Les sons portent aussi la marque du maître. La production fait preuve du perfectionnisme qui lui est propre. Elles approfondissent l’œuvre commencée plus de vingt ans plus tôt, quand il avait injecté dans le hip-hop des éléments instrumentaux et organiques, quand il s’était livré à un gros travail sur les basses, et qu’il avait rendu plus souples, plus chauds, plus généreux, les beats secs alors associés au rap. Et pourtant, Dr. Dre a eu assez d’intelligence pour s’émanciper du style qu’il a popularisé, le g-funk. Sur cet album, il assume ses cinquante bougies, et il livre la musique toujours plus complexe et moins mécanique, parfois même plus expérimentale (« Deep Water »), plus jazz en somme, que l’on se met souvent à privilégier, l’âge venant. Pour son côté grand écran et sophistiqué, pour son ambitieux kaléidoscope de sons, parce qu’il convoque la Great Black Music avec ses chants, son funk robotique et sa soul soyeuse, cet album a été comparé au récent To Pimp A Butterfly de Kendrick Lamar. Il est, comme lui, un album de vieux. Sauf que Compton est vraiment fait par un vieux.
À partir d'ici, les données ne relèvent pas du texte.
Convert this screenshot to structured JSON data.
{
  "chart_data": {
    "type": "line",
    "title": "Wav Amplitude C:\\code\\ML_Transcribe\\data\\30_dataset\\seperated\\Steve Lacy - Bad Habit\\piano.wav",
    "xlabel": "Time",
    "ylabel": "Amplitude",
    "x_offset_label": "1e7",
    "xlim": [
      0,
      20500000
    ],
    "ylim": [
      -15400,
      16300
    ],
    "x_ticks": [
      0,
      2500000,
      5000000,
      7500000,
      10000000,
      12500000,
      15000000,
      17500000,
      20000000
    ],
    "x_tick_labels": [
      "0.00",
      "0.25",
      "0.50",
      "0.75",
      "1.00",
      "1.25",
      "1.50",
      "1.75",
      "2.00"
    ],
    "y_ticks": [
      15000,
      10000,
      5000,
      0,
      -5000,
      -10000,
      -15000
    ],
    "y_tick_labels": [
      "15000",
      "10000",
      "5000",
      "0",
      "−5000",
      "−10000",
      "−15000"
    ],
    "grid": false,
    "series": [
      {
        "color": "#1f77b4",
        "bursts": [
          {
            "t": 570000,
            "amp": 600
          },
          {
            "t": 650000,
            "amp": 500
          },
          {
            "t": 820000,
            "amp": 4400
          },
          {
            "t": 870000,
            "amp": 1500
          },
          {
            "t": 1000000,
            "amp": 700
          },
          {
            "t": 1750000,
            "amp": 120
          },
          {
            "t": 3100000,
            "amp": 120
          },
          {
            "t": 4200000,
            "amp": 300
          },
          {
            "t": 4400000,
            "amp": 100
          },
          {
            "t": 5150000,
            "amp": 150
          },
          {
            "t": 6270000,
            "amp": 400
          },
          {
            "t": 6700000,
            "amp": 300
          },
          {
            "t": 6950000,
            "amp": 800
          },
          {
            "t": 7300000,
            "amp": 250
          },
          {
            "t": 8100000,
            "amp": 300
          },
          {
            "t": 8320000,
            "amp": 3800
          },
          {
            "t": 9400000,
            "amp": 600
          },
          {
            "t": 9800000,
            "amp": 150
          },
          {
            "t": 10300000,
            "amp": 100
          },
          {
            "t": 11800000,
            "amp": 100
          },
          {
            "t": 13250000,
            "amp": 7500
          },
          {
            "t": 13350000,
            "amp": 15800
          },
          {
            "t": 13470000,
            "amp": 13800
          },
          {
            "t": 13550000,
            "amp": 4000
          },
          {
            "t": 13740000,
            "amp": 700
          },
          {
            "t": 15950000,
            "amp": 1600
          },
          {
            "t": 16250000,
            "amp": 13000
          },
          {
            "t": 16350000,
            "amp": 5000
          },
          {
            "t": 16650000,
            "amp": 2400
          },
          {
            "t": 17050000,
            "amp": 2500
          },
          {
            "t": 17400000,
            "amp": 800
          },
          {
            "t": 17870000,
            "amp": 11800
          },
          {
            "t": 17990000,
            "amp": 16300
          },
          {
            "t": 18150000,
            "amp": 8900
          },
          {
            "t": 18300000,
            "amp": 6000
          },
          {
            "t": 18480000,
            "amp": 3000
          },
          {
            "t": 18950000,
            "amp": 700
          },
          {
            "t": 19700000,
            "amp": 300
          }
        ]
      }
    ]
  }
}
Compton, c’est du rap adulte qui s’assume. Et il n’en est que meilleur. A part sur ce « One Shot One Kill » qui bastonne, la fraicheur et la spontanéité de la jeunesse ont disparu de ce disque où rien n’est laissé au hasard. Dr. Dre et son équipe, cependant, n’en livrent pas moins plusieurs bons titres, parmi lesquels se distinguent : un « Darkside/Gone » rempli de trouvailles, qui joue habilement de plusieurs mouvements et qui s’essaye à l’Auto-Tune ; la confession finale du magnifique « Talking To My Diary » ; et cet « All In A Day’s Work » qui joue le rôle de « Still Dre » sur le solo d’avant, celui du titre addictif qui remet les pendules à l’heure. Le seul moment irritant, c’est cette intervention énervée et forcée d’Eminem à la fin, sur « Medicine Man », qui vire à l’auto-caricature.
Il est trop tôt pour savoir quel sera le statut de Compton dans la courte discographie solo de son Dr. Dre. S’il sera fondateur, le chant du cygne d’une vieille génération ou sa réactualisation à l’ère de la trap et de l’Auto-Tune (deux formules présentes ici, en filigrane). Certains voudraient débattre et savoir s’il est un nouveau classique, ou juste un bon album. La vérité, sans doute, est entre les deux. Et puis de toute façon, le statut occupé par Andre Young fausse tout, il brouille toute perception. Sanctifié, canonisé, il vit sur son mythe. Dr. Dre est une icône. Il est une relique, un peu comme les Rolling Stones l’ont été pour le rock. Sauf que les Rolling Stones, trente années après leurs débuts, auraient été bien incapables de sortir un album de la qualité Compton.